Она впихнула нас в parlatòrio, где уже ждала Марьетта — без вуали, весьма довольная собой и невероятно красивая.
Меня препоручили настоятельнице, которая и подвела меня к решетке. По ту сторону стоял Андреа Фоскарини. Его лицо было мне хорошо знакомо, потому что этот человек был не последним среди наших богатых покровителей и весьма уважаемым членом совета правления Пьеты столько лет, сколько я пребывала в Пьете.
Рядом с ним стоял мужчина помоложе, хотя уже вовсе не юноша, и лицом не такой красивый, как его отец. Он ухмылялся неподобающим образом, и я услышала, как он обронил слово «bèlla».
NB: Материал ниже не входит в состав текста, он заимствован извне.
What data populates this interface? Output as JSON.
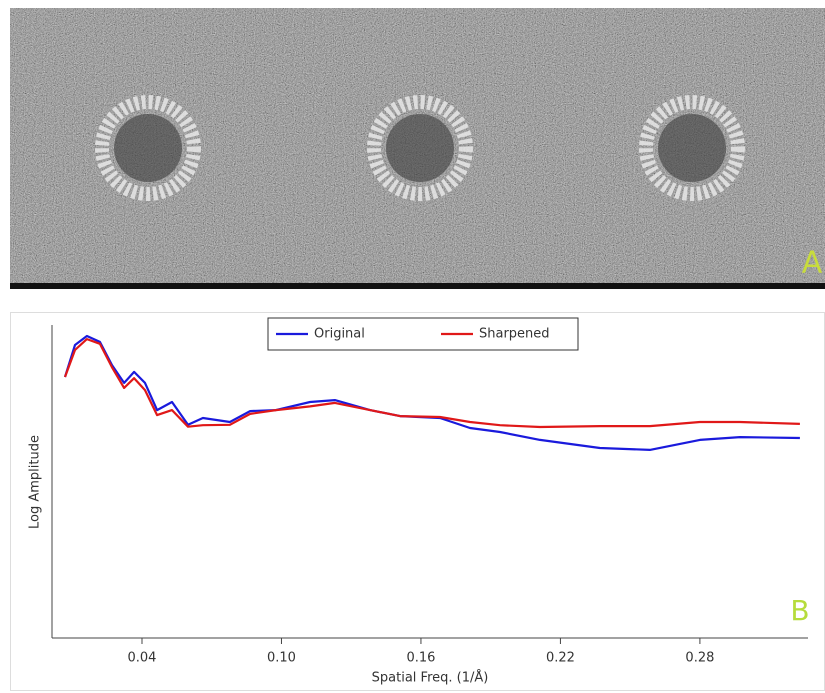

Настоятельница дала мне вдоволь на него насмотреться, хотя я с первого взгляда поняла, что не этого мужчину я тогда видела и вовсе не он поджидал Марьетту в лесу. Ошибки быть не могло — и тем не менее незнакомец открыто любовался ею. Неужели он настолько очарован или настолько глуп, что готов отдать свое имя и состояние бастарду другого мужчины? И тут я поняла, что Марьетта, конечно же, все это давно просчитала, шаг за шагом. Хитрость и смекалка подруги повергли меня в трепет, а ее совершенное бесстрашие — в ужас.
— Что же? — спросила меня настоятельница, не решаясь возвысить голос. — Этого ли мужчину ты видела тогда в лесу?
10
Ни минуты не сомневаюсь, что, когда моя бессмертная душа приблизится к вратам рая, святой Петр лишь покачает головой и отправит ее прочь: слишком много накопилось доводов против. Однако, несмотря на все мои проступки, я все же могла бы заслужить царствие небесное, если бы желание или хоть какой-нибудь беспринципный поворот мысли подвигли меня к раскаянию. Увы, сейчас я искренне сожалею лишь об одном своем деянии — да и то было совершено не намеренно, а скорее по неведению.